Agent Readiness Scanner is a governance and readiness checker. It scans repository structure to determine whether a repo is configured for safe AI agent use.
This is not a security scanner.
Check 11 ("No hardcoded secret patterns") performs basic heuristic detection using four regex patterns:
| Pattern | Matches |
|---|---|
sk-[A-Za-z0-9]{20,} |
OpenAI and Anthropic API key prefixes |
ghp_[A-Za-z0-9]{36,} |
GitHub Personal Access Tokens |
AKIA[A-Z0-9]{16} |
AWS Access Key IDs |
Bearer [token]{20,} |
Bearer auth tokens in source files |
This detection is deliberately shallow. It will miss:
- Secrets stored in config files with unusual formats
- Base64-encoded secrets
- Secrets in binary files
- Secrets added to git history but not in the current working tree
- Secrets in environment-specific configs
- Custom API key formats
For real secret scanning, use:
- truffleHog — scans git history, not just current files
- gitleaks — fast secret detection in git repos
- detect-secrets — pre-commit hook friendly
A passing score on check 11 does not mean your repository is free of secrets.
If you discover a security vulnerability in Agent Readiness Scanner itself (not in repos it scans),
please open a GitHub issue with the label security. Do not include exploit details in the title.

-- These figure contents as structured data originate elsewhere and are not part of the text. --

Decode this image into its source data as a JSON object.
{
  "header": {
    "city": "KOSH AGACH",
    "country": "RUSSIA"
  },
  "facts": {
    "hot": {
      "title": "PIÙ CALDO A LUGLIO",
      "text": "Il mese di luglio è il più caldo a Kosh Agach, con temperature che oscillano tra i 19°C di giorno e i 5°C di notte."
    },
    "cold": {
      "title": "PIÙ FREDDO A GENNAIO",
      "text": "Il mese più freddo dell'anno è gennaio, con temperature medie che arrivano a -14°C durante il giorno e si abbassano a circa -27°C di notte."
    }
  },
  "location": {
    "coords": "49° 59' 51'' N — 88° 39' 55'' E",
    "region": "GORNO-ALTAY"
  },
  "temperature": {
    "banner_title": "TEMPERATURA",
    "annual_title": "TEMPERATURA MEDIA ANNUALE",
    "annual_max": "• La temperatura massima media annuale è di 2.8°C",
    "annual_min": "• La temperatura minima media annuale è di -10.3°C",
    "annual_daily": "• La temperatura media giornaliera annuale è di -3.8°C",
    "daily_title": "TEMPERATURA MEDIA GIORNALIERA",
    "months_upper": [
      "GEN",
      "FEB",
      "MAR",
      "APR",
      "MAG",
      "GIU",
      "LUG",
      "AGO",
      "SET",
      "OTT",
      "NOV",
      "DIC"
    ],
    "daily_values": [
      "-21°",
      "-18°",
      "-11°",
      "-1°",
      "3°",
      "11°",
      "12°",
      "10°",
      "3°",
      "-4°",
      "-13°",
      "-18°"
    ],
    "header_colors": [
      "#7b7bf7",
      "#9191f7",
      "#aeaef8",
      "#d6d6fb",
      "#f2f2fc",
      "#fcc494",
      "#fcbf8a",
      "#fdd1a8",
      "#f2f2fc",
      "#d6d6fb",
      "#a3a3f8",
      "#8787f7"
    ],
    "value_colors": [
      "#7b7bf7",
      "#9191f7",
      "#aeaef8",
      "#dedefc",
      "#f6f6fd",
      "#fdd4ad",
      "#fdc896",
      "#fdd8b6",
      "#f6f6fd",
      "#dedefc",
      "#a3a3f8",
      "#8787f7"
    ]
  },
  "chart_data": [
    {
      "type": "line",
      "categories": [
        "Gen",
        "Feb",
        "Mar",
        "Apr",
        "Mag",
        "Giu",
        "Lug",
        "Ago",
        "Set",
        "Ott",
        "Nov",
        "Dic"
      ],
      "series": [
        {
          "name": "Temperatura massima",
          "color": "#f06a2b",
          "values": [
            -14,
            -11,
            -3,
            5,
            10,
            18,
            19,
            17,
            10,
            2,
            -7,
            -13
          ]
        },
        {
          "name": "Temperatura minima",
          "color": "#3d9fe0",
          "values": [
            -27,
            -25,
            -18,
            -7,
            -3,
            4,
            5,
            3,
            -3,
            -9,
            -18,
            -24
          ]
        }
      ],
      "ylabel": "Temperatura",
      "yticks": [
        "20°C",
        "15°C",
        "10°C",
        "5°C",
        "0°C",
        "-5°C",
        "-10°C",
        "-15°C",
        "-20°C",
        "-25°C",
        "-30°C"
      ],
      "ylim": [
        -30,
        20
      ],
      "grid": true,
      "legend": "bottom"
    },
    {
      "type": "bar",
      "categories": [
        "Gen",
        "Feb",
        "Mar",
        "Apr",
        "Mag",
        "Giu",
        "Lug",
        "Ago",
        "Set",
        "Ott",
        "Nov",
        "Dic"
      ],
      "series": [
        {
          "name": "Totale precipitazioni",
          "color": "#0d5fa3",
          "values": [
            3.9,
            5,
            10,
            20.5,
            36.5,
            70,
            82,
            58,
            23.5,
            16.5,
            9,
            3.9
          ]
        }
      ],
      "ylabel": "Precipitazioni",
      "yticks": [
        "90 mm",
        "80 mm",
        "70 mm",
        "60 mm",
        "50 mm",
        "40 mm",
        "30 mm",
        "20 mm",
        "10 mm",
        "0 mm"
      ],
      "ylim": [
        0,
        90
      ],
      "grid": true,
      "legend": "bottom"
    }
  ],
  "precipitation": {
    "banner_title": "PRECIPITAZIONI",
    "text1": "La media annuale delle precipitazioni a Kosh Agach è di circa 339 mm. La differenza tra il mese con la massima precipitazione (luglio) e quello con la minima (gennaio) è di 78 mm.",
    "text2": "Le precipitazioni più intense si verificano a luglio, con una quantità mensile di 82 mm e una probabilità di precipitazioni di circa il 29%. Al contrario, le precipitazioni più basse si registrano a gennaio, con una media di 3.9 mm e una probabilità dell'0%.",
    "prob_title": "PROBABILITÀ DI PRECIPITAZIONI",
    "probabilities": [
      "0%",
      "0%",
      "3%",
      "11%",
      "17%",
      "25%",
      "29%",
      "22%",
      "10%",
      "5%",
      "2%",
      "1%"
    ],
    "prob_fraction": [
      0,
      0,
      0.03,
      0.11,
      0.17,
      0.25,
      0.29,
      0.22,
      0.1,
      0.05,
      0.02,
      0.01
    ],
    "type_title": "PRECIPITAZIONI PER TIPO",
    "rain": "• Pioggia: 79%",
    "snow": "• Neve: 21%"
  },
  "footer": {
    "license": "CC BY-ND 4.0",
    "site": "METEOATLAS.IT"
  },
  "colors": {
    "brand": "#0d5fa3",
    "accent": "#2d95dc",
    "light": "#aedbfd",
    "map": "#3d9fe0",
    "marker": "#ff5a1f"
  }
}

There is no bounty program. This is an open source tool.
Check 11 skips files in test directories (tests/, test/, spec/, __tests__/) to reduce
false positives from mock values and test fixtures. This is a deliberate trade-off.
If a scan incorrectly flags a legitimate value, file a bug report with the file type and pattern that triggered it. We will add it to the exclusion list if it is a genuine false positive.